Ri, enquanto os latidos dos cachorros anunciavam a chegada dos tios do Bento. Pedro foi o primeiro a se aproximar: — Bentinho! Vem no titio! — ele abriu os braços e Bento se remexeu todo de felicidade. — Me dá o meu sobrinho, vai!
— Ele tá na fisioterapia dele agora — Giulia respondeu, se afastando com Bento nos braços. — Né, titia? Água morna e muito amor.
Aos poucos, ela conseguiu distrair o Bento e afastá-lo da fixação momentânea no Pedro.
— Vai ao hospital agora? — perguntou Murilo, observando minha bolsa abarrotada.

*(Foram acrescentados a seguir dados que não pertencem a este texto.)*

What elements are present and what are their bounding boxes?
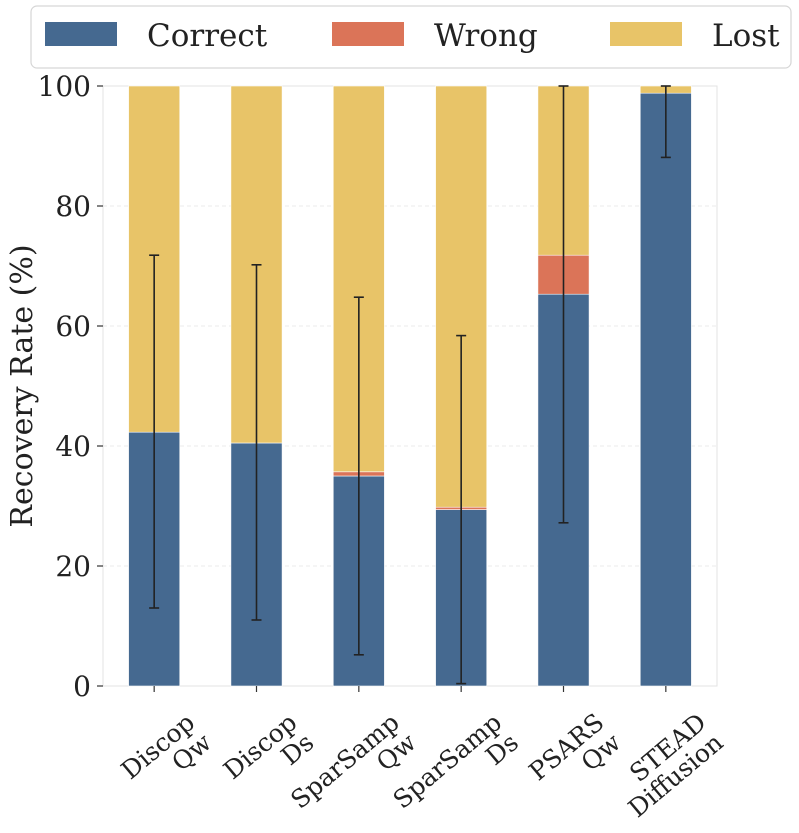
legend: Correct Wrong Lost — [30, 5, 792, 69]
legend-swatch-lost — [610, 22, 682, 46]
bar-correct-5 — [639, 92, 692, 687]
legend-swatch-wrong — [332, 22, 404, 46]
y-tick-label-20: 20 — [55, 550, 91, 583]
y-axis-title: Recovery Rate (%) — [5, 244, 40, 527]
y-axis: 0 20 40 60 80 100 — [38, 70, 103, 703]
y-tick-label-0: 0 — [73, 670, 91, 703]
gridlines — [103, 205, 717, 567]
legend-swatch-correct — [45, 22, 117, 46]
y-tick-label-40: 40 — [55, 430, 91, 463]
y-tick-label-60: 60 — [55, 310, 91, 343]
legend-frame — [30, 5, 792, 69]
legend-label-wrong: Wrong — [434, 18, 538, 54]
y-tick-label-80: 80 — [55, 190, 91, 223]
y-tick-label-100: 100 — [38, 70, 91, 103]
plot-area-frame — [102, 85, 718, 687]
legend-label-correct: Correct — [147, 18, 268, 54]
error-bars — [149, 85, 671, 685]
legend-label-lost: Lost — [712, 18, 780, 54]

— Sim. Parece que estou me mudando, né? — tentei sorrir. — Mas são só coisas pro Gabriel. A pele dele tá muito ressecada.
Danilo se aproximou, a voz embargada de gratidão: — Obrigado por tudo, por cuidar dele... por ter cuidado da gente naquele dia.
— Ninguém teria a coragem que você teve. Se colocou na frente da bala pra proteger o Gabriel.
— Foi por amor — respondi, sem hesitar. — Eu faria tudo outra vez, quantas vezes fossem necessárias.
— Você acha que posso visitá-lo hoje? — Pedro perguntou, esperançoso.
— Claro. Querem ir agora?
Eles concordaram de imediato. Fomos juntos. No hospital, anunciei o nome de Gabriel na recepção, mas algo na expressão da atendente me alertou. Ela hesitou, digitou novamente.
— Gabriel Hernandez dos Santos não está mais no quarto.
— Como assim? — minha voz já tremia.
— O médico responsável virá falar com vocês.
Meu coração acelerou de forma descompassada. As pernas começaram a formigar, e precisei me sentar. Pedro me olhou, aflito: — Tem ideia do que aconteceu?
Balancei a cabeça em negativa, embora algo dentro de mim gritasse que não era apenas mais um exame.
— Talvez tenham levado ele para exames — sugeri, sem acreditar verdadeiramente.